For years, archaeologists have been puzzled by a 492-foot-long structure near the Sea of Galilee. While some believed it to be the remnants of a wall, new findings indicate that no city was nearby. Instead, an archaeologist says it was a monument built in the shape of a crescent moon between 3050 B.C. and 2650 B.C.
That means the structure predates the Old Testament, the Egyptian pyramids and possibly Stonehenge.
Ido Wachtel, a doctoral student at the Hebrew University of Jerusalem, estimated the age of the monument by dating pottery fragments that were excavated at the site. He believes it was constructed to "mark possession and to assert authority and rights over natural resources by a local rural or pastoral population."
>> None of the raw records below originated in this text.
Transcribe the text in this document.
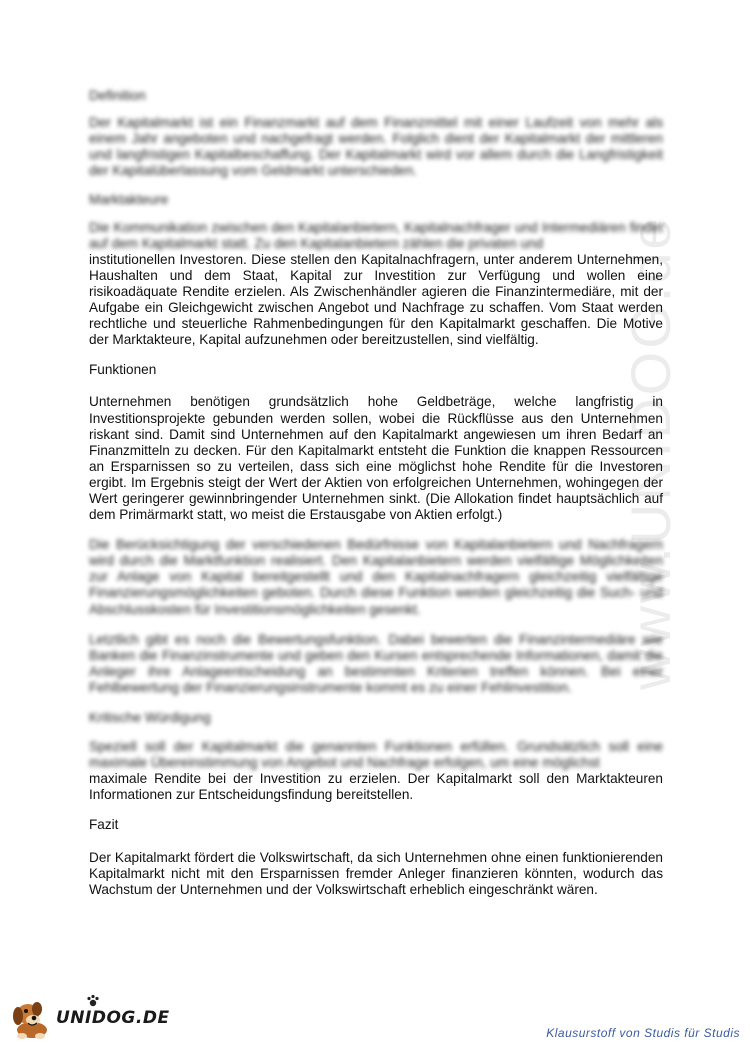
www.UNIDOG.de
Definition

Der Kapitalmarkt ist ein Finanzmarkt auf dem Finanzmittel mit einer Laufzeit von mehr als einem Jahr angeboten und nachgefragt werden. Folglich dient der Kapitalmarkt der mittleren und langfristigen Kapitalbeschaffung. Der Kapitalmarkt wird vor allem durch die Langfristigkeit der Kapitalüberlassung vom Geldmarkt unterschieden.

Marktakteure

Die Kommunikation zwischen den Kapitalanbietern, Kapitalnachfrager und Intermediären findet auf dem Kapitalmarkt statt. Zu den Kapitalanbietern zählen die privaten und
institutionellen Investoren. Diese stellen den Kapitalnachfragern, unter anderem Unternehmen, Haushalten und dem Staat, Kapital zur Investition zur Verfügung und wollen eine risikoadäquate Rendite erzielen. Als Zwischenhändler agieren die Finanzintermediäre, mit der Aufgabe ein Gleichgewicht zwischen Angebot und Nachfrage zu schaffen. Vom Staat werden rechtliche und steuerliche Rahmenbedingungen für den Kapitalmarkt geschaffen. Die Motive der Marktakteure, Kapital aufzunehmen oder bereitzustellen, sind vielfältig.

Funktionen

Unternehmen benötigen grundsätzlich hohe Geldbeträge, welche langfristig in Investitionsprojekte gebunden werden sollen, wobei die Rückflüsse aus den Unternehmen riskant sind. Damit sind Unternehmen auf den Kapitalmarkt angewiesen um ihren Bedarf an Finanzmitteln zu decken. Für den Kapitalmarkt entsteht die Funktion die knappen Ressourcen an Ersparnissen so zu verteilen, dass sich eine möglichst hohe Rendite für die Investoren ergibt. Im Ergebnis steigt der Wert der Aktien von erfolgreichen Unternehmen, wohingegen der Wert geringerer gewinnbringender Unternehmen sinkt. (Die Allokation findet hauptsächlich auf dem Primärmarkt statt, wo meist die Erstausgabe von Aktien erfolgt.)

Die Berücksichtigung der verschiedenen Bedürfnisse von Kapitalanbietern und Nachfragern wird durch die Marktfunktion realisiert. Den Kapitalanbietern werden vielfältige Möglichkeiten zur Anlage von Kapital bereitgestellt und den Kapitalnachfragern gleichzeitig vielfältige Finanzierungsmöglichkeiten geboten. Durch diese Funktion werden gleichzeitig die Such- und Abschlusskosten für Investitionsmöglichkeiten gesenkt.

Letztlich gibt es noch die Bewertungsfunktion. Dabei bewerten die Finanzintermediäre wie Banken die Finanzinstrumente und geben den Kursen entsprechende Informationen, damit die Anleger ihre Anlageentscheidung an bestimmten Kriterien treffen können. Bei einer Fehlbewertung der Finanzierungsinstrumente kommt es zu einer Fehlinvestition.

Kritische Würdigung

Speziell soll der Kapitalmarkt die genannten Funktionen erfüllen. Grundsätzlich soll eine maximale Übereinstimmung von Angebot und Nachfrage erfolgen, um eine möglichst
maximale Rendite bei der Investition zu erzielen. Der Kapitalmarkt soll den Marktakteuren Informationen zur Entscheidungsfindung bereitstellen.

Fazit

Der Kapitalmarkt fördert die Volkswirtschaft, da sich Unternehmen ohne einen funktionierenden Kapitalmarkt nicht mit den Ersparnissen fremder Anleger finanzieren könnten, wodurch das Wachstum der Unternehmen und der Volkswirtschaft erheblich eingeschränkt wären.

UNIDOG.DE
Klausurstoff von Studis für Studis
The shape may have had symbolic importance, since the lunar crescent is a symbol of an ancient Mesopotamian moon god named Sin. Furthermore, an ancient town called Bet Yerah (which translates to "house of the moon god") is located only a day's walk away. While that's too far to have been an effective fortification, it may have helped mark the town's borders.
As Live Science further reports:
The structure is about 150 meters (492 feet) long and 20 m (66 feet) wide at its base, and is preserved to a height of 7 m (23 feet), Wachtel's research found.
"The estimation of working days invested in the construction [of] the site is between 35,000 days in the lower estimate [and] 50,000 in the higher," Wachtel said in an email.
If the lower estimate is correct, it means a team of 200 ancient workers would have needed more than five months to construct the monument, a task that would be difficult for people who depended on crops for their livelihood. "We need to remember that people were [obligated] most of the year to agriculture," Wachtel said.
Other large rock structures have been found not far from the crescent-shaped monument. One structure, called Rujum el-Hiri, isin the Golan Heights (an area to the east of the Sea of Galilee) and has four circles with a cairn at its center. The date of this structure is a matter of debate; recent research by Mike Freikman, an archaeologist with the Hebrew University of Jerusalem, suggests it may predate the crescent-shaped structure by several centuries.
Another stone monument, a giant cairn that weighs more than 60,000 tons, was discovered recently beneath the waters of the Sea of Galilee. Its date is unknown, but like the crescent-shaped structure, it is located close to Bet Yerah.
Today, people living in the area call the monument by its Arabic name, Rujum en-Nabi Shua'ayb, and it is sometimes referred to as the "Jethro Cairn," a reference to the Druze prophet Jethro, who plays an important role in local folklore.